As a consequence of last week's California Supreme Court ruling overturning the state's ban on same-sex marriage, county clerks are saying the phones are ringing off the hook. Thousands of weddings appear to be in the offing. This being California, a number of those will be celebrity affairs. Among the people who have announced plans to tie the knot is 71-year-old George Takei, best known for his performances as Lt. Hikaru Sulu, the helmsman of the USS Enterprise, in the original Star Trek television series and six Star Trek movies. He'll be marrying his business manager and long-time companion of 21 years, Brad Altman.
Takei told Reuters:
"There's no tradition in terms of same-sex marriage. We are designing and shaping our own wedding in our own way, so it's going to be singular and unique," added Takei, who first made his wedding plans known on his website during the weekend. ...
"As an American, I was delighted that we're getting closer and closer to more truly being faithful to the Constitution," said Takei.

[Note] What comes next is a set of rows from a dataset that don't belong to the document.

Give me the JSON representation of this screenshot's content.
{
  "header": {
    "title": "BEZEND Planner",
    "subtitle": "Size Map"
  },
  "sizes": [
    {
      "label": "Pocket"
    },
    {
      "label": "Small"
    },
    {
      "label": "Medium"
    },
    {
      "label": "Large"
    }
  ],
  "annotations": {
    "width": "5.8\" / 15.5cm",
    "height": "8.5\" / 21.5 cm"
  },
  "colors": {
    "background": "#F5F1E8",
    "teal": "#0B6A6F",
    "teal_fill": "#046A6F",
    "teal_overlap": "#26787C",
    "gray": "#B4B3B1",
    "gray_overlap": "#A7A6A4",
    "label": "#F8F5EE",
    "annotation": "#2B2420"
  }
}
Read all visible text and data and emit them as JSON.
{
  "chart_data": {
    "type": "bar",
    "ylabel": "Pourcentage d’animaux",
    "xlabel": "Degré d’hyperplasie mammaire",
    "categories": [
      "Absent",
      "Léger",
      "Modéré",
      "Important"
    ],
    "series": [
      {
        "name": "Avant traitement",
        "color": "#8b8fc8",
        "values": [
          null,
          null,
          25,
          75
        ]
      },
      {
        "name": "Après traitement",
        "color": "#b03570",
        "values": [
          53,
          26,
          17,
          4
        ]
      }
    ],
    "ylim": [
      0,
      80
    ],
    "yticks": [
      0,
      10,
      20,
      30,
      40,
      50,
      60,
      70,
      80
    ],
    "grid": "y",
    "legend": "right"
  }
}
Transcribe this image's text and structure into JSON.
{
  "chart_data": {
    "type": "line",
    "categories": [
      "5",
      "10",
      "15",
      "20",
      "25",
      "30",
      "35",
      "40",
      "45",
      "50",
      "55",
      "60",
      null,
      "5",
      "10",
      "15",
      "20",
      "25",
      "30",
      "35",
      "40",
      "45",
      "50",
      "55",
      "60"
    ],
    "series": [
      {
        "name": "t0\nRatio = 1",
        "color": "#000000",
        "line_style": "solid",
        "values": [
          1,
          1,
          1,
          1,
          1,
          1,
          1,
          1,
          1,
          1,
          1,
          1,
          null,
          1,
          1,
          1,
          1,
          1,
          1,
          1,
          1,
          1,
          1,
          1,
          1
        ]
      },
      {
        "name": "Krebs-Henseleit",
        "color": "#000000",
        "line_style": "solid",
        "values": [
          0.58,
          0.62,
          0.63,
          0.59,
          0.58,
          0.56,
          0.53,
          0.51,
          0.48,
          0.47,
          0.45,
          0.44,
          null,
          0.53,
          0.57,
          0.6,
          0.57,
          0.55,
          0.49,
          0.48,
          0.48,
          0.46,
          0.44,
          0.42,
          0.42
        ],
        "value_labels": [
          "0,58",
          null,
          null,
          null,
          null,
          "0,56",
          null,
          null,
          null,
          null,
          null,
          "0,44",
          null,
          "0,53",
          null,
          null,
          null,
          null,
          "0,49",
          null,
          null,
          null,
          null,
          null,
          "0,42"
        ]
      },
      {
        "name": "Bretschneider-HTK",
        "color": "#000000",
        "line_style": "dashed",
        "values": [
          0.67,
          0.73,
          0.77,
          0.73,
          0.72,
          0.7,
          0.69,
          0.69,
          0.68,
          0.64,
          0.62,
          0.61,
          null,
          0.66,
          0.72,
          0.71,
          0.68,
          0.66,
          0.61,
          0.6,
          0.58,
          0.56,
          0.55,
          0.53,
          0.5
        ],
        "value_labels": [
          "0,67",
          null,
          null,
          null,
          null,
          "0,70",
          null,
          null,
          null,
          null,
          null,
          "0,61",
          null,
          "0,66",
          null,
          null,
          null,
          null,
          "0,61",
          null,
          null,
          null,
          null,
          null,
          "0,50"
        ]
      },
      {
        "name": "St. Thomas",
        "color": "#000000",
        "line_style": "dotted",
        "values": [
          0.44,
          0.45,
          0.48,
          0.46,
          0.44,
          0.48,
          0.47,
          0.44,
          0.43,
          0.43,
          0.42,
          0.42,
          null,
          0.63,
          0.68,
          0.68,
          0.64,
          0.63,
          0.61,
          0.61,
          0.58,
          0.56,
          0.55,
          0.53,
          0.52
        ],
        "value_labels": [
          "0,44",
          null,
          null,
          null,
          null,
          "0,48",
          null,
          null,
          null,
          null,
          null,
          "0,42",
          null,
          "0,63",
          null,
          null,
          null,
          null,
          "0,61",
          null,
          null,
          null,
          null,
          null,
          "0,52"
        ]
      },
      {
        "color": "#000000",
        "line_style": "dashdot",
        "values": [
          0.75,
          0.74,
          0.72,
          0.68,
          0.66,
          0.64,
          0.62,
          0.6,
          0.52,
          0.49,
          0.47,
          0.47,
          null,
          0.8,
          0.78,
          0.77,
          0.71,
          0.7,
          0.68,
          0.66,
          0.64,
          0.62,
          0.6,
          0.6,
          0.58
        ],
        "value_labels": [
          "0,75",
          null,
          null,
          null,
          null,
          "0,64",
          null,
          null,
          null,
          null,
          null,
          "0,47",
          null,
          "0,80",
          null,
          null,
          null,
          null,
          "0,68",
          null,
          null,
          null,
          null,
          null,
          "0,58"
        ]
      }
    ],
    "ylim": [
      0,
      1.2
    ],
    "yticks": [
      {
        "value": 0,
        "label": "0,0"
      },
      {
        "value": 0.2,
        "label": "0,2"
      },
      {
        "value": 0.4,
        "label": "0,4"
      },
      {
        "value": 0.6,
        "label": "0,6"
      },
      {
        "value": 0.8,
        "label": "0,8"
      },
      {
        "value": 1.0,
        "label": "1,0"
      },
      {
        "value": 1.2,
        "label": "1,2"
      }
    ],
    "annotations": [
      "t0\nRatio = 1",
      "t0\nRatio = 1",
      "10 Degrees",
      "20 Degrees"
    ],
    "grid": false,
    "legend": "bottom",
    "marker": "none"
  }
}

Referring there to his boyhood experience as one of thousands of Japanese-Americans sent to U.S. internment camps during World War II, Takei said he was "keenly mindful of the subtle and not so subtle discrimination that the law can impose."
Media Matters Senior Fellow Paul Waldman writes at The American Prospect:
The The California Supreme Court's ruling legalizing gay marriage will not be important in November -- here's why.
What a difference four years makes. When the Massachusetts Supreme Court ruled in late 2003 that gay couples had the same right to marry as straight couples, the nation had a collective fainting spell, and constitutional amendments affirming the super-straightness of state after state popped up like dandelions. Republican politicians tripped over each other to predict the demise of American civilization if the marriage equality outbreak were not contained, and Democrats tugged at their collars and tried to explain their nuanced and complicated positions on the issue.
Yet last week when the Supreme Court of the largest state in the union issued a similar ruling, making California the second state with full marriage rights for all citizens, the political reaction was remarkably subdued. Yes, there will be a constitutional amendment on California's ballot this November, and the campaign there will be hard-fought. But on the national level, there were no raised voices, no cries of anguish, no calls to man the ramparts -- at least none to which anyone paid much attention. All soon-to-be Republican presidential nominee John McCain could muster was a spokesperson reading from the old script, mumbling that the Arizona senator "doesn't believe judges should be making these decisions."
If you didn't know all that much about McCain you might think his muted response reflects a moderation on gay issues uncharacteristic among Republicans. But you'd be wrong.